Minione święta były w Niemczech inne niż jeszcze kilka lat temu. Już w czasie przedświątecznych zakupów w centrach handlowych równie często jak „Last Christmas” rozbrzmiewała melodia „Stille Nacht” („Cicha noc”). Na wystawach sklepowych, jak zauważa „Frankfurter Allgemeine Zeitung”, w sporych ilościach pojawiły się aniołki, kołyski oraz Trzej Królowie.
Były i wcześniej, ale nie tak powszechne. Ale też Niemcy pytani niedługo przed świętami o to, czy ich kraj ukształtowało chrześcijaństwo i wartości chrześcijańskie, aż w 63 proc. podzielają taką opinię. Co ciekawe, jeszcze pięć lat temu takiego zdania była mniej niż połowa obywateli (48 proc.). To wyniki badań renomowanego Instytutu Demoskopii Allensbach.

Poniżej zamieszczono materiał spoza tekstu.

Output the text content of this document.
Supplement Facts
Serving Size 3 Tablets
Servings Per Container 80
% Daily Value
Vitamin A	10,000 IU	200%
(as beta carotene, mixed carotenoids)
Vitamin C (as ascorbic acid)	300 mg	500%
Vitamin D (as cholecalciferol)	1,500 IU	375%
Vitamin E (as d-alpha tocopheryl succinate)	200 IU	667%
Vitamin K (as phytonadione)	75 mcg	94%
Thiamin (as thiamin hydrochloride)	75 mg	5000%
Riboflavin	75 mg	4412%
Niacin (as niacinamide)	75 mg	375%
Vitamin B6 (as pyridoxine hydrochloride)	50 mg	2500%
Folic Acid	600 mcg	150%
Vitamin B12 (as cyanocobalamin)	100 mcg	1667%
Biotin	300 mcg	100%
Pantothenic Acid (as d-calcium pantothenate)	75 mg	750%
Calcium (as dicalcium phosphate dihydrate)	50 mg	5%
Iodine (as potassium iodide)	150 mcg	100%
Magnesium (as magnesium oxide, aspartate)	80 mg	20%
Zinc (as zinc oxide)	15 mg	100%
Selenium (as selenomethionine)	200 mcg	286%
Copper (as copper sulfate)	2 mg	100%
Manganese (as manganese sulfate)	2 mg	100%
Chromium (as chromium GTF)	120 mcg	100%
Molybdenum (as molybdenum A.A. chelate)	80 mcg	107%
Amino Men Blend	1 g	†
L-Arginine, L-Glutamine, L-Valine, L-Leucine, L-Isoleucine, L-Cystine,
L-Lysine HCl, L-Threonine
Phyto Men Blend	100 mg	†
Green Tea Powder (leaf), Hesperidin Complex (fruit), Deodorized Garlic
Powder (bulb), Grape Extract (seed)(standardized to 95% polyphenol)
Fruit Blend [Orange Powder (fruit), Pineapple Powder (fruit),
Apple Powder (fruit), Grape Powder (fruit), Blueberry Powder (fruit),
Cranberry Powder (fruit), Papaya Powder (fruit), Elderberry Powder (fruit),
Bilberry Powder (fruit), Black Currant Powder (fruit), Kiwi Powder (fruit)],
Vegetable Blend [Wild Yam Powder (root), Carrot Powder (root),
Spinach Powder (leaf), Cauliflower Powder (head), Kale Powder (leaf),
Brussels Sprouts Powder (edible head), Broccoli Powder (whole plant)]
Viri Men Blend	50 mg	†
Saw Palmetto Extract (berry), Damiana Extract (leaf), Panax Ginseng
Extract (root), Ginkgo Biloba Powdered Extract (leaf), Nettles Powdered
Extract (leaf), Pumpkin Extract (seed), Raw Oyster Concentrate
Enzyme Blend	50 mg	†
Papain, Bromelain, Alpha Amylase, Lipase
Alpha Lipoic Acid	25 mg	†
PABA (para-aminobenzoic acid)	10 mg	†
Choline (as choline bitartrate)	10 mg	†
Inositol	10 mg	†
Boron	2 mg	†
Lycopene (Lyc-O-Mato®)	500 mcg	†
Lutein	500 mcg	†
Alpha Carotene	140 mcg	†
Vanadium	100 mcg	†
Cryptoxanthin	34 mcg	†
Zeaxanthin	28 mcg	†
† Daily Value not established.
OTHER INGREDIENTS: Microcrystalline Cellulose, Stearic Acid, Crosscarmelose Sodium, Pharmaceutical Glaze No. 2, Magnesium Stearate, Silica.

Na tej podstawie można by dojść do pochopnego wniosku, że mamy do czynienia w Niemczech z rezurekcją wiary i rechrystianizacją drugiego pod względem liczebności narodu Europy. Być może nawet pod wpływem ekspansji islamu i rosnącej liczby muzułmanów w Europie, jak i w Niemczech.
Wpływ imigrantów
Wielu publicystów dostrzega bezpośredni związek pomiędzy napływem imigrantów a rosnącą liczbą Niemców doceniających znaczenie chrześcijaństwa w kształtowaniu naszej cywilizacji. Do refleksji skłaniają obywateli spory i dyskusje związane z kryzysem imigracyjnym. W końcu większość przybyszów pochodzi z krajów islamskich i dołączyła do ponadczteromilionowej rzeszy muzułmanów mieszkających już w Niemczech od lat.
Równocześnie wiele kontrowersji wzbudza działalność ksenofobicznych i skrajnie prawicowych organizacji, jak Pegida (Patriotyczni Europejczycy przeciwko Islamizacji Zachodu) oraz Alternatywa dla Niemiec (AfD). Swoje robił też zalew informacji o samozwańczym kalifacie, tzw. Państwie Islamskim, i zagrożeniu terrorystycznym.